Après Les Enfants de la mer, le réalisateur Ayumu Watanabe et le Studio 4°C reviennent avec La chance sourit à Madame Nikuko, adapté du roman éponyme de l’autrice Kanako Nishi. Cette fois, l’histoire s’amarre dans un petit port de pêche pour partager le quotidien difficile d’une mère célibataire.
Entre déceptions amoureuses, déconvenues et récit initiatique, le scénario embrasse le point de vue de Kikurin qui observe sa mère dont elle épingle les moindres petits défauts. Il aborde ainsi des sentiments tout sauf évidents et peu explorés, comme la honte et la gêne qu’il est possible d’éprouver envers ses parents.
Ce regard si sévère et caricatural prend cependant tout son sens au travers du prisme de l’adolescence. L’acceptation de soi, de son corps, le rapport aux autres ou encore la tolérance sont autant de questionnements et d’expériences que cette jeune fille doit surmonter pour se construire et quitter l’enfance.

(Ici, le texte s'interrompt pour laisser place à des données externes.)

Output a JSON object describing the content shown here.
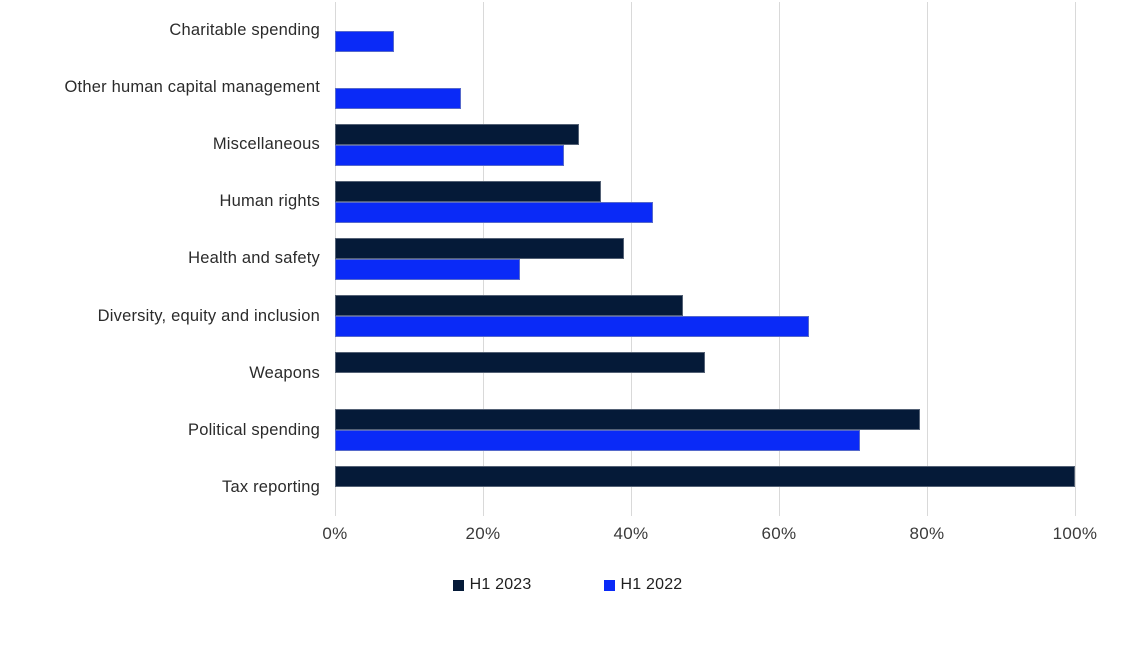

Derrière cette vision si dure, qui offre une réelle crédibilité au personnage, se cache également une véritable tendresse pour cette femme dont elle dissèque chaque détail. A l’opposé de la figure maternelle traditionnelle, madame Nikuko offre un modèle d’émancipation qui défit toutes les injonctions de la société nippone et une autre réalité : celle d’une mère en surpoids, naïve, parfois enfantine, ayant un faible pour la boisson et la nourriture mais qui n’a de cesse de se démener pour offrir le meilleur à sa fille.
Tantôt sérieux, tantôt décalé, le film marie à merveille les différentes ambiances sans pour autant se départir de sa profondeur ou de son intelligence. Tandis que l’animation s’adapte au propos, elle adopte généralement un rythme tranquille et un ton contemplatif adaptés à la quiétude de sa toile de fond pittoresque.

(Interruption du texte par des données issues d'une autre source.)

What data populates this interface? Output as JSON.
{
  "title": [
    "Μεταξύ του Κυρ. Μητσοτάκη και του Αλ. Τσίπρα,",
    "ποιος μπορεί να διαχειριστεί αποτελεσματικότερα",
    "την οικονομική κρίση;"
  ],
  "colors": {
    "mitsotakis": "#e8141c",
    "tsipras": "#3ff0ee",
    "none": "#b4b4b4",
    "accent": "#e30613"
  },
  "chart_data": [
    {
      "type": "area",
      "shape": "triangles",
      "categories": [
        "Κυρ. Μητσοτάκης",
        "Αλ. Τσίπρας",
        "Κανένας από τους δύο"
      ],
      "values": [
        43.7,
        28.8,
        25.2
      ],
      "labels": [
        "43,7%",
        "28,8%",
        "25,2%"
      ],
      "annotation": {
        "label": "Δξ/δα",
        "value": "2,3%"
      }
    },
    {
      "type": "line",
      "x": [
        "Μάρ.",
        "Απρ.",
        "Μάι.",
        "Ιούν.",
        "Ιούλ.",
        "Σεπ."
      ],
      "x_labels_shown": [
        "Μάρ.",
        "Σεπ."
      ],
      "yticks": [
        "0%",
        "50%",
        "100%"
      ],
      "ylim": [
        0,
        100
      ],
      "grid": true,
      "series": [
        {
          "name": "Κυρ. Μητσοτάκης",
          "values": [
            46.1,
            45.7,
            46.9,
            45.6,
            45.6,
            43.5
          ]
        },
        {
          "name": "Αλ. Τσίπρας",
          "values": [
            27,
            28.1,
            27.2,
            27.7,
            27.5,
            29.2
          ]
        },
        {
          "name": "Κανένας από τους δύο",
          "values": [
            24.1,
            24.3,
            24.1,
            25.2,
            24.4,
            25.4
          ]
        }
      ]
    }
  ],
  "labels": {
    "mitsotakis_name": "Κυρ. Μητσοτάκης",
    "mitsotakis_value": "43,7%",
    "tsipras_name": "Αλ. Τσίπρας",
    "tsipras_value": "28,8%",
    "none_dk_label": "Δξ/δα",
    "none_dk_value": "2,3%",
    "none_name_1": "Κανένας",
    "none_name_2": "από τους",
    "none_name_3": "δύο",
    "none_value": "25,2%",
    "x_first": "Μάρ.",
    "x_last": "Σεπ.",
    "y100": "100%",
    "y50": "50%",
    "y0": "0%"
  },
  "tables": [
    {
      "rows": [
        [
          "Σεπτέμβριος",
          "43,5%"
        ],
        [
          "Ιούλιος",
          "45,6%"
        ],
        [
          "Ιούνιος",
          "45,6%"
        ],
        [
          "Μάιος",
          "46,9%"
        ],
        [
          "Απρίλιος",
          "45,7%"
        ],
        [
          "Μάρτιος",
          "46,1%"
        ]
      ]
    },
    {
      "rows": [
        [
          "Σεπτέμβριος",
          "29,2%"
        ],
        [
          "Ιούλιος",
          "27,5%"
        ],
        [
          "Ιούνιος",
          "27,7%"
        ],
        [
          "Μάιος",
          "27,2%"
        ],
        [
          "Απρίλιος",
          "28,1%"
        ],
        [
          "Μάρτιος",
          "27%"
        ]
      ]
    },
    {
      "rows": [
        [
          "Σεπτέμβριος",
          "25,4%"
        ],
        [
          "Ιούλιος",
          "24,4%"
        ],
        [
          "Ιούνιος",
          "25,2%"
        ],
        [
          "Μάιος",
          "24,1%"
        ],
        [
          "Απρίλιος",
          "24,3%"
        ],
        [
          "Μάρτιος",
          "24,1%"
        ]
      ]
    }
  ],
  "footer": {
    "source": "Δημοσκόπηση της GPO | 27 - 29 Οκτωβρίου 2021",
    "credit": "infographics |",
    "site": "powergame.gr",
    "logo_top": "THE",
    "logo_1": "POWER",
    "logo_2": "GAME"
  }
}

Derrière cet esthétisme à première vue simple, se cache finalement une foule de détails miroitants et partiellement en roue libre. La réalisation de Ayumu Watanabe se définit alors par une liberté visuelle et fantastique qui peut déstabiliser tout en étant étonnamment familière grâce à ses nombreuses inspirations.

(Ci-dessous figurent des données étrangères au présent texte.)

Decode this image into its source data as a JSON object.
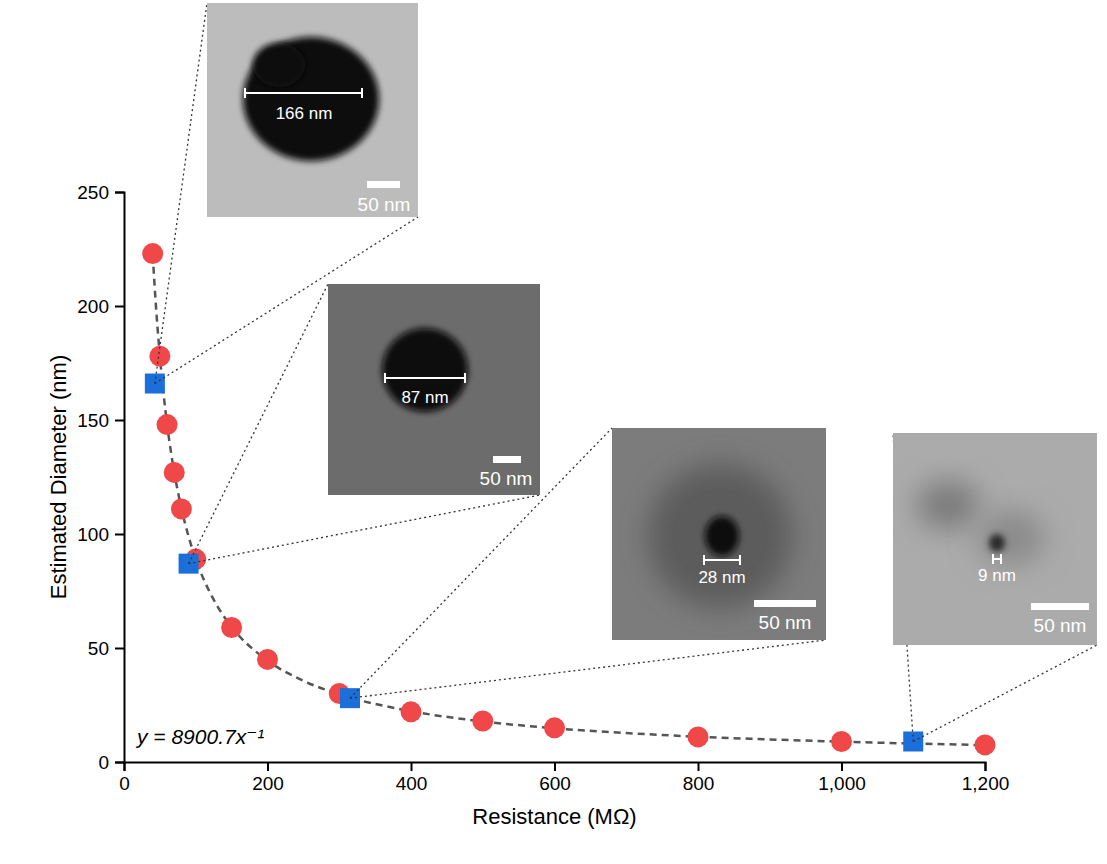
{
  "chart_data": {
    "type": "scatter",
    "x_label": "Resistance (MΩ)",
    "y_label": "Estimated Diameter (nm)",
    "annotation": "y = 8900.7x⁻¹",
    "xlim": [
      0,
      1200
    ],
    "ylim": [
      0,
      250
    ],
    "xticks": [
      0,
      200,
      400,
      600,
      800,
      {
        "value": 1000,
        "label": "1,000"
      },
      {
        "value": 1200,
        "label": "1,200"
      }
    ],
    "yticks": [
      0,
      50,
      100,
      150,
      200,
      250
    ],
    "series": [
      {
        "type": "scatter",
        "marker": "circle",
        "color": "#f04848",
        "x": [
          40,
          50,
          60,
          70,
          80,
          100,
          150,
          200,
          300,
          400,
          500,
          600,
          800,
          1000,
          1200
        ],
        "values": [
          223,
          178,
          148,
          127,
          111,
          89,
          59,
          45,
          30,
          22,
          18,
          15,
          11,
          9,
          7.5
        ]
      },
      {
        "type": "scatter",
        "marker": "square",
        "color": "#1a6fdb",
        "x": [
          43,
          90,
          315,
          1100
        ],
        "values": [
          166,
          87,
          28,
          9
        ]
      },
      {
        "type": "line",
        "line_style": "dashed",
        "color": "#555555",
        "x": [
          40,
          45,
          50,
          60,
          70,
          80,
          90,
          100,
          125,
          150,
          200,
          250,
          300,
          400,
          500,
          600,
          700,
          800,
          900,
          1000,
          1100,
          1200
        ],
        "values": [
          222.5,
          197.8,
          178,
          148.3,
          127.2,
          111.3,
          98.9,
          89,
          71.2,
          59.3,
          44.5,
          35.6,
          29.7,
          22.3,
          17.8,
          14.8,
          12.7,
          11.1,
          9.9,
          8.9,
          8.1,
          7.4
        ]
      }
    ],
    "insets": [
      {
        "measurement": "166 nm",
        "scale_bar": "50 nm"
      },
      {
        "measurement": "87 nm",
        "scale_bar": "50 nm"
      },
      {
        "measurement": "28 nm",
        "scale_bar": "50 nm"
      },
      {
        "measurement": "9 nm",
        "scale_bar": "50 nm"
      }
    ]
  }
}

Entre rire et émotion, le réalisateur prouve une nouvelle fois son talent et propose ici, une ode à la liberté par le biais d’un formidable portrait croisé d’une mère et d’une fille que tout oppose. Même si la narration accuse quelques faiblesses, notamment lors de son dernier arc peut-être trop précipité, La chance sourit à madame Nikuko se révèle être un véritable bijou. Loufoque mais aussi incroyablement pertinent il saura ravir tout spectateur à la recherche d’un moment d’évasion.